Regions Bank has introduced new ways for business clients to manage customer billing and communications.
The company announced Monday (Aug. 7) that its business clients now have access to customer communications management software, called Expresso from Nordis Technologies, that lets clients create, deliver and track communications to initiate customer payments.
“At a time when business clients often need to do more with less, automation and technology provide efficient alternatives to the manual process of billing and receivables,” Bryan Ford, head of treasury management for Regions Bank, said in a news release.
“This, in turn, helps companies focus more on customer service and product development while we step in and make their cash flow simpler.”
According to the release, the solution lets clients in a range of industries — including healthcare, real estate, and manufacturing — to manage the entire lifecycle of accounts receivables from one integrated platform.
This new platform builds on the company’s BillerXchange product, an automated bill presentment and payment tool powered by Mastercard. However, customers don’t need to be enrolled in BillerXchange to use Expresso, the bank said.
The launch comes at a time when a majority of consumers say they want a single bill pay platform, with research by PYMNTS showing 52% of consumers say they experience frustration when trying to pay bills.

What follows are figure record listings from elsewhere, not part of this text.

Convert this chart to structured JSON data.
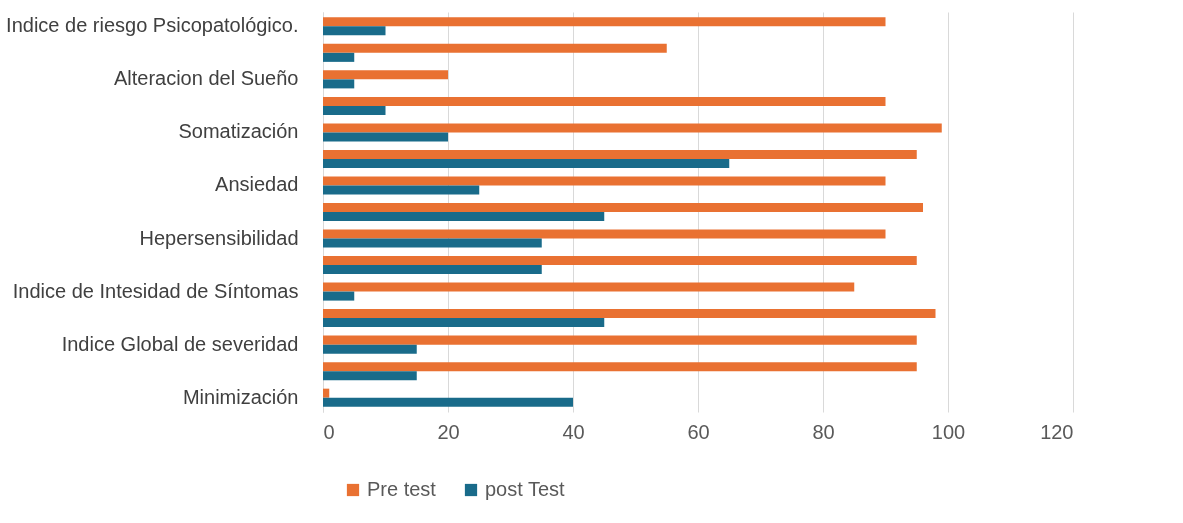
{
  "chart_data": {
    "type": "bar",
    "orientation": "horizontal",
    "categories": [
      "Indice de riesgo Psicopatológico.",
      null,
      "Alteracion del Sueño",
      null,
      "Somatización",
      null,
      "Ansiedad",
      null,
      "Hepersensibilidad",
      null,
      "Indice de Intesidad de Síntomas",
      null,
      "Indice Global de severidad",
      null,
      "Minimización"
    ],
    "series": [
      {
        "name": "Pre test",
        "color": "#e97132",
        "values": [
          90,
          55,
          20,
          90,
          99,
          95,
          90,
          96,
          90,
          95,
          85,
          98,
          95,
          95,
          1
        ]
      },
      {
        "name": "post Test",
        "color": "#196b8a",
        "values": [
          10,
          5,
          5,
          10,
          20,
          65,
          25,
          45,
          35,
          35,
          5,
          45,
          15,
          15,
          40
        ]
      }
    ],
    "xlim": [
      0,
      120
    ],
    "xticks": [
      0,
      20,
      40,
      60,
      80,
      100,
      120
    ],
    "grid": "x",
    "legend": "bottom"
  }
}
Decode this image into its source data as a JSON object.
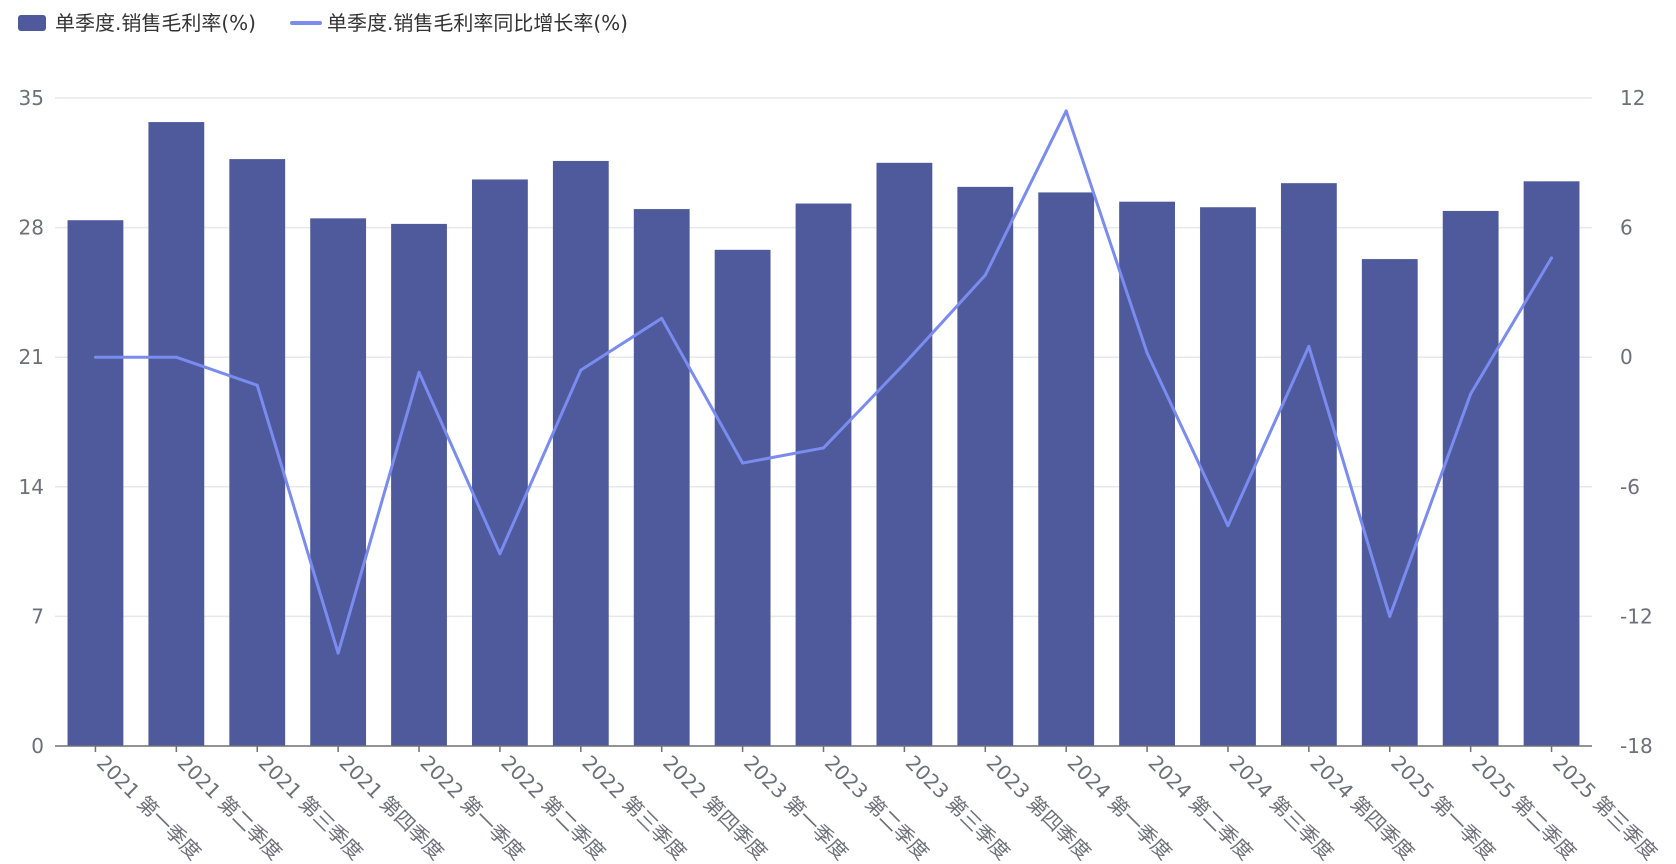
{
  "chart_data": {
    "type": "bar",
    "categories": [
      "2021 第一季度",
      "2021 第二季度",
      "2021 第三季度",
      "2021 第四季度",
      "2022 第一季度",
      "2022 第二季度",
      "2022 第三季度",
      "2022 第四季度",
      "2023 第一季度",
      "2023 第二季度",
      "2023 第三季度",
      "2023 第四季度",
      "2024 第一季度",
      "2024 第二季度",
      "2024 第三季度",
      "2024 第四季度",
      "2025 第一季度",
      "2025 第二季度",
      "2025 第三季度"
    ],
    "series": [
      {
        "name": "单季度.销售毛利率(%)",
        "type": "bar",
        "axis": "left",
        "color": "#4e5a9b",
        "values": [
          28.4,
          33.7,
          31.7,
          28.5,
          28.2,
          30.6,
          31.6,
          29.0,
          26.8,
          29.3,
          31.5,
          30.2,
          29.9,
          29.4,
          29.1,
          30.4,
          26.3,
          28.9,
          30.5
        ]
      },
      {
        "name": "单季度.销售毛利率同比增长率(%)",
        "type": "line",
        "axis": "right",
        "color": "#7b8cf0",
        "values": [
          0,
          0,
          -1.3,
          -13.7,
          -0.7,
          -9.1,
          -0.6,
          1.8,
          -4.9,
          -4.2,
          -0.3,
          3.8,
          11.4,
          0.2,
          -7.8,
          0.5,
          -12.0,
          -1.7,
          4.6
        ]
      }
    ],
    "y_left": {
      "ylim": [
        0,
        35
      ],
      "ticks": [
        0,
        7,
        14,
        21,
        28,
        35
      ]
    },
    "y_right": {
      "ylim": [
        -18,
        12
      ],
      "ticks": [
        -18,
        -12,
        -6,
        0,
        6,
        12
      ]
    },
    "grid": true,
    "legend_position": "top-left"
  }
}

“Most billers that use holistic bill payment systems like what they see. A convenient payment experience will likely result in lower churn and more completed customer transactions, positively impacting revenues,” PYMNTS wrote last month.
“Eighty-three percent of billers report that using a holistic payment platform gave customers access to more payment methods and options.”
But not all billers are on board, with research showing that 26% of billers are not interested in providing these platforms. Among this group, 43% worry it would be too complicated to integrate and 47% do not believe holistic options give customers more convenience. This data shows a disconnect between what billers think and what consumers want.
“The level of billing friction that customers experience determines their level of satisfaction with the biller,” the report said. “The more bill payment frictions a consumer experiences, the more likely they are to switch providers. For example, 43% of consumers say they would be highly likely to switch providers after experiencing one or two bill payment frictions.”